Based on these results, we are concluding that the invariant “stuck” and thus we can actually make changes that assume single-threaded-ness. Indeed, the first bomb has been dropped (taking along 2200 lines of code along with it, and this is just the beginning).

The single-threaded invariant in detail

Each runtime now has an “owner thread” (JSRuntime::ownerThread). The “owner thread” is the id of the only OS thread allowed to touch the runtime. This owner thread is set to the current thread (PR_GetCurrentThread()) from JS_NewRuntime and may only be changed — when no JS is executing in the runtime — via JS_ClearRuntimeThread/JS_SetRuntimeThread.
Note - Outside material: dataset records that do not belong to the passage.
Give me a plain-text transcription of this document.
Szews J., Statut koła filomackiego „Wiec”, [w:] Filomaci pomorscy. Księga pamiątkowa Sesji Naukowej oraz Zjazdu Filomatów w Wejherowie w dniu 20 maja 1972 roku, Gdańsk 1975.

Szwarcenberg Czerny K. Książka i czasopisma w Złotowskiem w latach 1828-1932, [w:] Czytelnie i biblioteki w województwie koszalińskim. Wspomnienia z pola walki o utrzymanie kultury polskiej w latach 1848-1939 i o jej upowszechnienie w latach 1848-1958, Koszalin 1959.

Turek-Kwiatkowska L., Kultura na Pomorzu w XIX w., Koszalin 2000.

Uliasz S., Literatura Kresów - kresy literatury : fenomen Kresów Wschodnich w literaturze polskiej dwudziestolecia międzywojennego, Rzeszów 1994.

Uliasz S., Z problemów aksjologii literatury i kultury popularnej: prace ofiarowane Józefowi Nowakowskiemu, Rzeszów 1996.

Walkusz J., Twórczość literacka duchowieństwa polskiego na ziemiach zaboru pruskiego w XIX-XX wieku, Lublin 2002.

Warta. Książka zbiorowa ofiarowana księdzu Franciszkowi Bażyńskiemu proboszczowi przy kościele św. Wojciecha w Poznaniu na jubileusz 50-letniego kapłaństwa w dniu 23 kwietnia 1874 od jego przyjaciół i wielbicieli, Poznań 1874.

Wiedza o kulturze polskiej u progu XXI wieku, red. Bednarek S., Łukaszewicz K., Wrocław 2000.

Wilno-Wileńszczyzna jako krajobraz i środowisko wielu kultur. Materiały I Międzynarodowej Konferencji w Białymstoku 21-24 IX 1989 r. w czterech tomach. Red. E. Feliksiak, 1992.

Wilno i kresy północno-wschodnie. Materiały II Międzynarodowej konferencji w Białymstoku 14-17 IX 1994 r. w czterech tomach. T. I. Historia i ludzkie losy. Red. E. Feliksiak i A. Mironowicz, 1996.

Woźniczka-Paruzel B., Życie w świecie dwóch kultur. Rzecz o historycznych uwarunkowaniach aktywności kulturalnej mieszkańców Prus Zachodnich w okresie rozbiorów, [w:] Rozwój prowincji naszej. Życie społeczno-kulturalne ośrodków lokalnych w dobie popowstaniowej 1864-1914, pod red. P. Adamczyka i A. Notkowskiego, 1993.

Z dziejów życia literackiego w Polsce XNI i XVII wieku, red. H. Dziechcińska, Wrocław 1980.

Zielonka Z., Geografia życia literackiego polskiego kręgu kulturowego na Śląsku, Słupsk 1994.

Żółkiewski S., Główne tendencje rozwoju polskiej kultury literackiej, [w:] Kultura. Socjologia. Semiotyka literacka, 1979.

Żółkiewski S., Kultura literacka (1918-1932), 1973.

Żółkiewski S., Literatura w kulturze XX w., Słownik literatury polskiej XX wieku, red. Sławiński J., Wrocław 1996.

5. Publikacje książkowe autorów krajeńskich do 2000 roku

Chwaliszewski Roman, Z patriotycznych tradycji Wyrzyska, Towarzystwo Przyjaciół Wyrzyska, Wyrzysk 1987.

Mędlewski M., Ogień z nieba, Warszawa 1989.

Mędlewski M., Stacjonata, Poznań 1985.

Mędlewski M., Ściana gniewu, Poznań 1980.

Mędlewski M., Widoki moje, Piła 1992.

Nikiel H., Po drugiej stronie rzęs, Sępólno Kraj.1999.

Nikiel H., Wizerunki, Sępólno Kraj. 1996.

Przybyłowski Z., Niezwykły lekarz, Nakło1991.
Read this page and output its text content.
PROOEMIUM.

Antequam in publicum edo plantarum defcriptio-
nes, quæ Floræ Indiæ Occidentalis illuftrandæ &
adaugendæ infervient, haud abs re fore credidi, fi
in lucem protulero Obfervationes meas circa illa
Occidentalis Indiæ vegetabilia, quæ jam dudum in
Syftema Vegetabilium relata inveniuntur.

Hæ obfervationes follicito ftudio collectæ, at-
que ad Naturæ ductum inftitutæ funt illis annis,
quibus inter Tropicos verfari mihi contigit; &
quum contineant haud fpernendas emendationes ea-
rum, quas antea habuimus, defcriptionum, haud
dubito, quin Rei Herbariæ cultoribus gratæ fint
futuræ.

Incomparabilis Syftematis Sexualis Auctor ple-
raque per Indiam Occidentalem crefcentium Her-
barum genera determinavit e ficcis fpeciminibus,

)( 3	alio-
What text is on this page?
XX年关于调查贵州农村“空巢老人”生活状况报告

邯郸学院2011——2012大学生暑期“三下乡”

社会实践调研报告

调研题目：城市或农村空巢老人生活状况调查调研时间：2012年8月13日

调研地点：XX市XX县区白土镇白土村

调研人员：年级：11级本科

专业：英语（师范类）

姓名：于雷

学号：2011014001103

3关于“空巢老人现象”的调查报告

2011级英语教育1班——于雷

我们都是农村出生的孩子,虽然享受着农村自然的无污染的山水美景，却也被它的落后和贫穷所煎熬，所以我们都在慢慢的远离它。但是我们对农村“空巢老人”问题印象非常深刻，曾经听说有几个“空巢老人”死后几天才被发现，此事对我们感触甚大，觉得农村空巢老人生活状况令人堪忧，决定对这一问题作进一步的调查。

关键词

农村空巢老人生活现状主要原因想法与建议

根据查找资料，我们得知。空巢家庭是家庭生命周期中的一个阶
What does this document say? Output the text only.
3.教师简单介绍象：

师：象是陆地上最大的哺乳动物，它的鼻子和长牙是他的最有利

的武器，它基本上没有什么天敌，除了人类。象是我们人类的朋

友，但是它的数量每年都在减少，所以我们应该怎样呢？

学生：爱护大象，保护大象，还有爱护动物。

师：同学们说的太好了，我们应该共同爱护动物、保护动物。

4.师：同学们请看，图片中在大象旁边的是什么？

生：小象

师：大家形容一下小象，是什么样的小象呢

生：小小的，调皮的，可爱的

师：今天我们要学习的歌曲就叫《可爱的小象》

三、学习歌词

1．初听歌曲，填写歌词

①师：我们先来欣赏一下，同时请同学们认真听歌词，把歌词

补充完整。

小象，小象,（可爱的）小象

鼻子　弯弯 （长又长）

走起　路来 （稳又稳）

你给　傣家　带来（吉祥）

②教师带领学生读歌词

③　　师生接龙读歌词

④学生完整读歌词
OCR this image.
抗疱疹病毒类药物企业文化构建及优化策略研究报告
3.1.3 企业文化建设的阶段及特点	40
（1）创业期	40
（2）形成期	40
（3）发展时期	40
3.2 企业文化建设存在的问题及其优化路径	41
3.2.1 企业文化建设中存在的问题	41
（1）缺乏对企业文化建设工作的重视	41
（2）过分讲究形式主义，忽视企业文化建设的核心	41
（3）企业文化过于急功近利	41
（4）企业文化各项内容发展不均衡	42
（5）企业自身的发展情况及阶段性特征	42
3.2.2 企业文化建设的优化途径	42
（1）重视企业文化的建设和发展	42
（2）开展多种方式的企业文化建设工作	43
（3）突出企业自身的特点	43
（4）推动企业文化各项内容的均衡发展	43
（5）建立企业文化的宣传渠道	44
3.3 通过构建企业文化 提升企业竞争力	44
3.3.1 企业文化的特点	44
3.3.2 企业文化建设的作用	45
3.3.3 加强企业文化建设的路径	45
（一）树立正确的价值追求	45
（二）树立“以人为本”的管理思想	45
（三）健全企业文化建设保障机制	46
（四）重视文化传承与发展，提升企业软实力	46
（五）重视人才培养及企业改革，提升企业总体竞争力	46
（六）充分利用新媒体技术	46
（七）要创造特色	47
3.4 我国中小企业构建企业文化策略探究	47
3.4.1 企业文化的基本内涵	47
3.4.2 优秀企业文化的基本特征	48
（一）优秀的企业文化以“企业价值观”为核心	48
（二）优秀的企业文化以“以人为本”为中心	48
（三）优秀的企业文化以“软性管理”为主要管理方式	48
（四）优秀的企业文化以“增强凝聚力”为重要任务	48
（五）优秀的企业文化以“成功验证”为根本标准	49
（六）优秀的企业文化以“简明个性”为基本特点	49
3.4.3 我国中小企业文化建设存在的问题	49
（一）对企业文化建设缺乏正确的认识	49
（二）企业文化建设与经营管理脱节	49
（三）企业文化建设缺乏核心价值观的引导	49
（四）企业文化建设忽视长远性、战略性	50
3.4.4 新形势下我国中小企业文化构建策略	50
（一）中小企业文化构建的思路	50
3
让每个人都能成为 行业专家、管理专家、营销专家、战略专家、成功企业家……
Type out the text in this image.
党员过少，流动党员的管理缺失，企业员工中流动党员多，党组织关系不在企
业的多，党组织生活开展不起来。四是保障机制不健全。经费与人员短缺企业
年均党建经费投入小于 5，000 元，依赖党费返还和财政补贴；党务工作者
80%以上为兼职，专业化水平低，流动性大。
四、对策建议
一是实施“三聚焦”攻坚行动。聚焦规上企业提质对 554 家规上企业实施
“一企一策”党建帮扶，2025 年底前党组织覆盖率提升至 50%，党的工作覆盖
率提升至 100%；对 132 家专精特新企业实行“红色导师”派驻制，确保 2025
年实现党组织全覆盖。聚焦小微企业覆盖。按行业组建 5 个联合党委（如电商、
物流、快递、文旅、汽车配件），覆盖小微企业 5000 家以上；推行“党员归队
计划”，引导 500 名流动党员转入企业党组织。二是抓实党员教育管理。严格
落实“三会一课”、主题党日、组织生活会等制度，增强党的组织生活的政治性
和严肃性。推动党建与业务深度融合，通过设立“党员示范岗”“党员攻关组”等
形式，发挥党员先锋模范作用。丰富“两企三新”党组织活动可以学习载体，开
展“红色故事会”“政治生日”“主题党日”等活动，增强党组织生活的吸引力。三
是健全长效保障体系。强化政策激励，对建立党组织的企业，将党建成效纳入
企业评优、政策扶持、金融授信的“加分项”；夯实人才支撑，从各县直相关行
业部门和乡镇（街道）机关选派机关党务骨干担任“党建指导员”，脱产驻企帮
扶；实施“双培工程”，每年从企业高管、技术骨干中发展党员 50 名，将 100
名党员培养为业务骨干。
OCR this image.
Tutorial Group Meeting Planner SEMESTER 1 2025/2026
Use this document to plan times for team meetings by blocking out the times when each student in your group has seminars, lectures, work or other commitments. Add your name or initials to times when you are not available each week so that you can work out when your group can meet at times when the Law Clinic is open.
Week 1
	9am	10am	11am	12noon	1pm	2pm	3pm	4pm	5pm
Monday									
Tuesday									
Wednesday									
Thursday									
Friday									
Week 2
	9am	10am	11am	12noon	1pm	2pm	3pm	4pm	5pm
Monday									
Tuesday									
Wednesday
Virtually every JSAPI function that takes a JSContext parameter will assert that PR_GetCurrentThread == cx->runtime->ownerThread().

It should be mentioned that there are still a few remaining sources of concurrency:

  • The background-sweeping thread cleans up garbage objects which don’t have finalizers. Its interaction with the VM is pretty well isolated to the GC.
  • Pretty much the only JSAPI function that can be called off the main thread is JS_TriggerOperationCallback. This is how the the watchdog thread stops runaway JS. Fortunately, the interaction with the VM is through a single field: JSRuntime::interrupt.

One last thing to point out is that SpiderMonkey’s architecture will likely continue evolving to meet new concurrency needs. Indeed, concurrent runtimes may one day return in a more restricted and structured form. But maybe not; we’ll see.